Rossana Torres, 59 anos, natural de Roménia
Nasceu na Roménia, durante o exílio político de seus pais. Estudou Artes Visuais e Cinema. Vive em Mértola, onde fundou a associação Entre Imagem, que se dedica à produção e realização de filmes e a atividades culturais e pedagógicas. Leciona fotografia e vídeo e orienta oficinas de cinema e de cinema de animação para crianças e jovens. Colabora com a associação Os Filhos de Lumière no estudo, conceção e implementação de programas pedagógicos de educação artística em cinema.
“Água Mãe”, o quarto filme realizado por Rossana Torres e Hiroatsu Suzuki, filmado integralmente em Mértola, acaba de vencer o prémio principal da competição portuguesa do Doclisboa 2025 – Festival Internacional de Cinema Documental de Lisboa.
Como nos apresenta este filme?
É uma obra poética com uma cadência harmoniosa de imagens e sons, que leva o espectador a contemplar pequenos movimentos e variações, até que cada um encontra o seu caminho, a sua leitura e interpretação para essa sucessão de imagens e sons. A sinopse – “Mértola, o rio Guadiana, um lugar com antigos moinhos de água onde se moía farinha para o pão. Um lugar onde vivem aves e pessoas relaxam (…)” – pode ajudar a percebê-lo melhor, mas só vendo o filme, numa sala de cinema, cada espectador pode interpretar o que viu e sentiu.
São as águas “encantadas” do Guadiana a principal personagem desta obra?
A personagem principal pode ser a água que ora corre furiosa, ora para e se suspende. Pode ser um dos moinhos de água, imponente e omnipresente. Pode ser a autora do texto que relata um sonho que teve, contaminando todos os planos até ao final.
Quais as características desta obra que conquistaram o júri do Doclisboa?
Não sei dizer muito sobre isso, visto não ter tido nunca como objetivo conquistar qualquer júri. Um dos objetivos era, com certeza, poder mostrar o filme em grande ecrã e poder trazer amigos e familiares da minha mãe, Manuela, num encontro em sua homenagem. A frase que o júri escreveu quando anunciou o prémio ajuda a entender melhor como o filme foi recebido, também por nós: “Uma obra elegante e corajosa que eleva o quotidiano ao sublime, convidando-nos a experienciar um mundo para lá do cinema”.
Remete-nos este filme para a possibilidade de se viver, efetivamente, para lá da cinematografia, a alegria do vagar, da contemplação?

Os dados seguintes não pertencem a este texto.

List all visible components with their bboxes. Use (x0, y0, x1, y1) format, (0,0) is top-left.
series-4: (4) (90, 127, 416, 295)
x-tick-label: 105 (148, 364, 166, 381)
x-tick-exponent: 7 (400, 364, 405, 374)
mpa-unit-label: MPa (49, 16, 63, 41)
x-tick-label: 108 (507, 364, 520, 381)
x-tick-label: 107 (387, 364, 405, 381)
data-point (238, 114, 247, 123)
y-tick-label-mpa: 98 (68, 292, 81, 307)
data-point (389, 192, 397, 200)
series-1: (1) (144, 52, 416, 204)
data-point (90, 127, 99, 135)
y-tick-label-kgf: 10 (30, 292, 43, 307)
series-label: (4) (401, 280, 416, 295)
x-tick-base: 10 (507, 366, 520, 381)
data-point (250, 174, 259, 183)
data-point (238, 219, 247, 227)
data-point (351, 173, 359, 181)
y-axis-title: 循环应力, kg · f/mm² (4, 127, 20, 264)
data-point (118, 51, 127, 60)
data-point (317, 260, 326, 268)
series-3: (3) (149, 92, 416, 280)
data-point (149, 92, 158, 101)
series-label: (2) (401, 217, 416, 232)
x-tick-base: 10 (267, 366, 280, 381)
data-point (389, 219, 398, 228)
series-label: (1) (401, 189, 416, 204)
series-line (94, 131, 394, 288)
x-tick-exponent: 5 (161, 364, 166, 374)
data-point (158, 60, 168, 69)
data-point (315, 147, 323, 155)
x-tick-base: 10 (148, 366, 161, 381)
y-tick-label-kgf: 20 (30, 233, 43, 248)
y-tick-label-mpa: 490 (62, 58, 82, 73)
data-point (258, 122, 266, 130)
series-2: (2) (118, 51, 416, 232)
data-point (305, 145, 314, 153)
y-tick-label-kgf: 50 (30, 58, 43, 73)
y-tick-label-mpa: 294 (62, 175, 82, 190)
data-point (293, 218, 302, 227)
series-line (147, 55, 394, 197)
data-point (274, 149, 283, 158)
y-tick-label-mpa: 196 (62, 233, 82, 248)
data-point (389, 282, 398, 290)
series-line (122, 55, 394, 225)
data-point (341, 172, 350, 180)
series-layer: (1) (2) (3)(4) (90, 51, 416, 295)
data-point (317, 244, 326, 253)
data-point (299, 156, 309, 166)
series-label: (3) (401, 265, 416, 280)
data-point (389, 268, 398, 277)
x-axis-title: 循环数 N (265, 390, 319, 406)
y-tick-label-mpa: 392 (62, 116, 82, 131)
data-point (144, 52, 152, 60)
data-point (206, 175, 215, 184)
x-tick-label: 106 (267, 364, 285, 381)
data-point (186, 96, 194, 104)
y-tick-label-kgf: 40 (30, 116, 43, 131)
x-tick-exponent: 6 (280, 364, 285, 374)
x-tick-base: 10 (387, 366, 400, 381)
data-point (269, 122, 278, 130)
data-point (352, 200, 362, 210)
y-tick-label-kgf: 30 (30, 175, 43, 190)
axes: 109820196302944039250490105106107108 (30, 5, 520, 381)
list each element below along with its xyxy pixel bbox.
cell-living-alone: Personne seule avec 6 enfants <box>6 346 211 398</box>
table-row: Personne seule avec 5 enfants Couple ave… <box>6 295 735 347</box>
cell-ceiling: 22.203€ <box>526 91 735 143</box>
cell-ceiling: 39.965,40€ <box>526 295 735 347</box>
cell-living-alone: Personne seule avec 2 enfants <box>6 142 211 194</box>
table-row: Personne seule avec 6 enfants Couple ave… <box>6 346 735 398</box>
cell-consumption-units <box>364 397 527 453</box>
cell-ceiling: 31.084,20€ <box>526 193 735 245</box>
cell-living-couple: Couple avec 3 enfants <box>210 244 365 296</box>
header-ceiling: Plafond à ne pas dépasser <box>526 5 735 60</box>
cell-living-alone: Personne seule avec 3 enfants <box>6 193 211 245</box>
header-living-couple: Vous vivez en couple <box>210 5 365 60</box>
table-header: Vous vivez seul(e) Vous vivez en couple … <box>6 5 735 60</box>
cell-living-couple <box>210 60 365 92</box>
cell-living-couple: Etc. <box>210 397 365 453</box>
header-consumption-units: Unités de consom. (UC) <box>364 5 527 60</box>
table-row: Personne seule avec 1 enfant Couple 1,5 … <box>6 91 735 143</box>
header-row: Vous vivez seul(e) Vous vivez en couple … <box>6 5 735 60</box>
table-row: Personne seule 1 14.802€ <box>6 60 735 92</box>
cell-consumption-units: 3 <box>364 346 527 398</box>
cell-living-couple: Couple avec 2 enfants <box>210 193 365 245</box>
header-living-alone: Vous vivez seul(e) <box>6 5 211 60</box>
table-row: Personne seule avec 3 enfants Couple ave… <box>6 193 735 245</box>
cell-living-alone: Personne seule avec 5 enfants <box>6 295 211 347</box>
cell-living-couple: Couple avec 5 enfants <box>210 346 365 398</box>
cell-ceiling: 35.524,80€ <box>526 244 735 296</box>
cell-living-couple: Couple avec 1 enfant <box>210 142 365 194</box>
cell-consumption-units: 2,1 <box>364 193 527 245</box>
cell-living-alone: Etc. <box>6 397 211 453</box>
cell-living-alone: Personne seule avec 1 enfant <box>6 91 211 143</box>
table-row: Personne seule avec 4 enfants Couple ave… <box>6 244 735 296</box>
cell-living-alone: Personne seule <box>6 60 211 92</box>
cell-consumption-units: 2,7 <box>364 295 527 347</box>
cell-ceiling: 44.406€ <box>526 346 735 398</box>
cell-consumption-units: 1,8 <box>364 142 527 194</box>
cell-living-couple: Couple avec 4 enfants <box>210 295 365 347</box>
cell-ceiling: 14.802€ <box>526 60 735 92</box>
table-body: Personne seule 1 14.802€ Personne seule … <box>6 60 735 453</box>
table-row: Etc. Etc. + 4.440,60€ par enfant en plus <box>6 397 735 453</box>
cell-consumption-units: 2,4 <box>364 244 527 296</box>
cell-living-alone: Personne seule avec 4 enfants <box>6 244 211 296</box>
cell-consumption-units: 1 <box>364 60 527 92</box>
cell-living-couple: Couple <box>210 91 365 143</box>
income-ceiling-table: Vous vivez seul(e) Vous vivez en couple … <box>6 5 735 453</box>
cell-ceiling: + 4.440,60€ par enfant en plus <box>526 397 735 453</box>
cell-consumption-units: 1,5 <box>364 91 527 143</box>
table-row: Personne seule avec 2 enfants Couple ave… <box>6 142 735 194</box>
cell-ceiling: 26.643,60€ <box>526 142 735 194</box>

Como realizadora não posso falar do lugar de quem vê o filme pela primeira ou segunda vez, porque no processo de montagem do filme há um trabalho intenso, repetitivo e de experiências “tentativa/erro” em que ambos mergulhámos durante cinco meses. No entanto, consigo ainda ser espectadora e continuar a ser surpreendida com novas leituras que surgem. Isso dá-me uma grande alegria.
Há um gosto especial de vencer com a “calmaria de Mértola” no bulício de Lisboa?
Gosto muito de viver em Mértola. Para mim, já é a minha terra, já vivo cá há mais tempo do que vivi em qualquer outro lugar. Ir a Lisboa só é bom durante um ou dois dias – para ir ao cinema e ver amigos. Ver filmes e levar um filme ao Doclisboa é, também, um bom pretexto para ir até lá. Mas logo no dia a seguir o que eu mais quero é voltar para a nossa “calmaria”, sim! Aproveito aqui para agradecer a todos os que felicitaram este reconhecimento, desejo vida eterna ao rio e à paisagem do Alentejo e vivas ao cinema.